A bunch of different functions are tested here: calculating the length of a name and aggregating the result for an element max . And the test fails AttributeError: Can only use .str accessor with string values!although we didn't expect it, did we?

def find_max_name_length(df: pd.DataFrame) -> int:
    df["name_len"] = df["name"].str.len()  # побочный эффект
    return max(df["name_len"])


@pytest.mark.parametrize("df, result", [
    (pd.DataFrame({"name": []}), 0),  # упс, здесь тест упадет
    (pd.DataFrame({"name": ["bert"]}), 4),
    (pd.DataFrame({"name": ["bert", "roberta"]}), 7),
])
def test_find_max_name_length(df: pd.DataFrame, result: int):
    assert find_max_name_length(df) == result

This is much better – we focused on one task, so the test became easier. Additionally, we don't have to get stuck on column names like we did before. However, I still feel that the data format interferes with checking the correctness of the calculations.

def create_name_len_col(series: pd.Series) -> pd.Series:
    return series.str.len()


@pytest.mark.parametrize("series1, series2", [
    (pd.Series([]), pd.Series([])),
    (pd.Series(["bert"]), pd.Series([4])),
    (pd.Series(["bert", "roberta"]), pd.Series([4, 7]))
])
def test_create_name_len_col(series1: pd.Series, series2: pd.Series):
    pd.testing.assert_series_equal(create_name_len_col(series1), series2, check_dtype=False)

Here we have put things in order and are testing the computational function itself without a wrapper in the form pandas. It's easier to come up with edge cases if you focus on one thing at a time. I realized that I want to check the values Nonewhich may appear in DataFrame, and I ended up having to improve my function to make the test pass.
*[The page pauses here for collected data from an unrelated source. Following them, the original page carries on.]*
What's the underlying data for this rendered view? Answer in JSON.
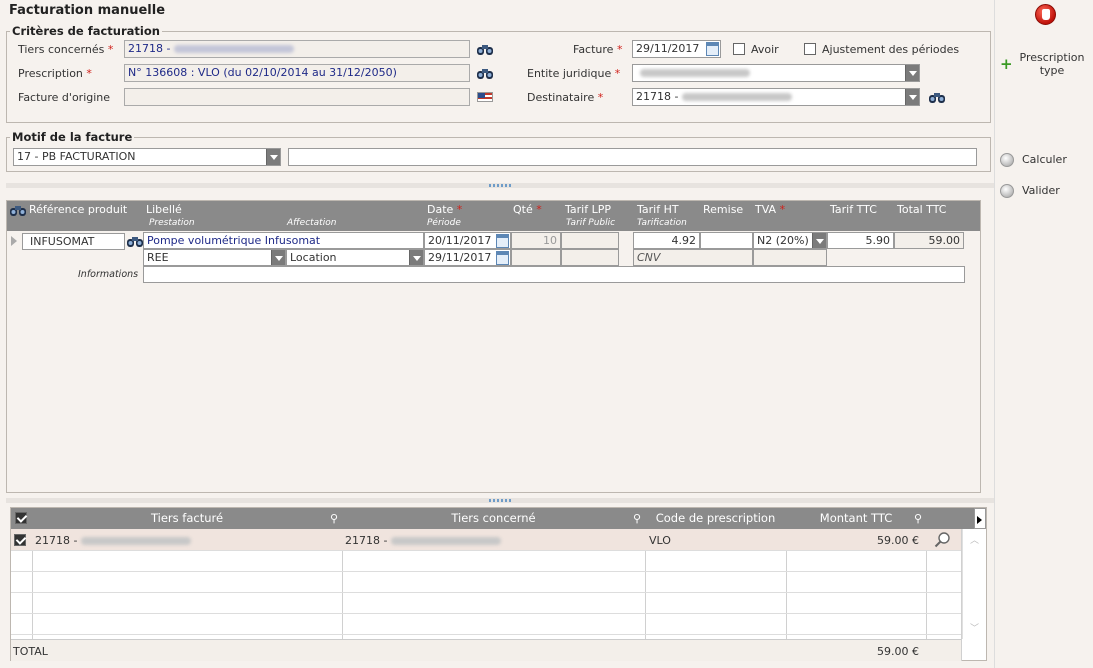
{
  "title": "Facturation manuelle",
  "criteres": {
    "legend": "Critères de facturation",
    "tiers_label": "Tiers concernés",
    "tiers_value": "21718 -",
    "prescription_label": "Prescription",
    "prescription_value": "N° 136608 : VLO (du 02/10/2014 au 31/12/2050)",
    "facture_origine_label": "Facture d'origine",
    "facture_label": "Facture",
    "facture_date": "29/11/2017",
    "avoir_label": "Avoir",
    "ajustement_label": "Ajustement des périodes",
    "entite_label": "Entite juridique",
    "destinataire_label": "Destinataire",
    "destinataire_value": "21718 -",
    "required_mark": "*"
  },
  "motif": {
    "legend": "Motif de la facture",
    "value": "17 - PB FACTURATION"
  },
  "side": {
    "prescription_type": "Prescription type",
    "calculer": "Calculer",
    "valider": "Valider"
  },
  "lines_header": {
    "ref": "Référence produit",
    "libelle": "Libellé",
    "prestation": "Prestation",
    "affectation": "Affectation",
    "date": "Date",
    "periode": "Période",
    "qte": "Qté",
    "tarif_lpp": "Tarif LPP",
    "tarif_public": "Tarif Public",
    "tarif_ht": "Tarif HT",
    "tarification": "Tarification",
    "remise": "Remise",
    "tva": "TVA",
    "tarif_ttc": "Tarif TTC",
    "total_ttc": "Total TTC"
  },
  "line": {
    "ref": "INFUSOMAT",
    "libelle": "Pompe volumétrique Infusomat",
    "date1": "20/11/2017",
    "qte": "10",
    "tarif_ht": "4.92",
    "tva": "N2 (20%)",
    "tarif_ttc": "5.90",
    "total_ttc": "59.00",
    "prestation": "REE",
    "affectation": "Location",
    "date2": "29/11/2017",
    "tarification": "CNV",
    "informations_label": "Informations"
  },
  "grid": {
    "headers": [
      "Tiers facturé",
      "Tiers concerné",
      "Code de prescription",
      "Montant TTC"
    ],
    "row": {
      "tiers_facture": "21718 -",
      "tiers_concerne": "21718 -",
      "code": "VLO",
      "montant": "59.00 €"
    },
    "total_label": "TOTAL",
    "total_value": "59.00 €"
  }
}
Bug caught!

def compute_length(word: Optional[str]) -> int:
    return len(word) if word else 0


@pytest.mark.parametrize("word, length", [
    ("", 0),
    ("bert", 4),
    (None, 0)
])
def test_compute_length(word: str, length: int):
    assert compute_length(word) == length

We only need a test for find_max_element:

def find_max_element(collection: Collection) -> int:
    return max(collection) if len(collection) else 0


@pytest.mark.parametrize("collection, result", [
    ([], 0),
    ([4], 4),
    ([4, 7], 7),
    (pd.Series([4, 7]), 7),
])
def test_find_max_element(collection: Collection, result: int):
    assert find_max_element(collection) == result

Another benefit of unit testing that I never forget to mention is that it is a way of documenting your code as someone who doesn't know what's going on there ~~(for example, you are from the future)~~can easily determine the inputs and expected outputs, including edge cases, just by looking at the tests.

Conclusion

These are a few techniques that I have found useful when writing code and reading other people's code. I'm not saying that one way or another is the right way to code – it's up to you to decide whether you want a fast experience or a polished and tested codebase. But I hope this article will help you structure your scripts so that they are prettier and more reliable.

I will be glad to receive feedback and other comments. Happy coding!

List of sources

The illustrations were created using Miro.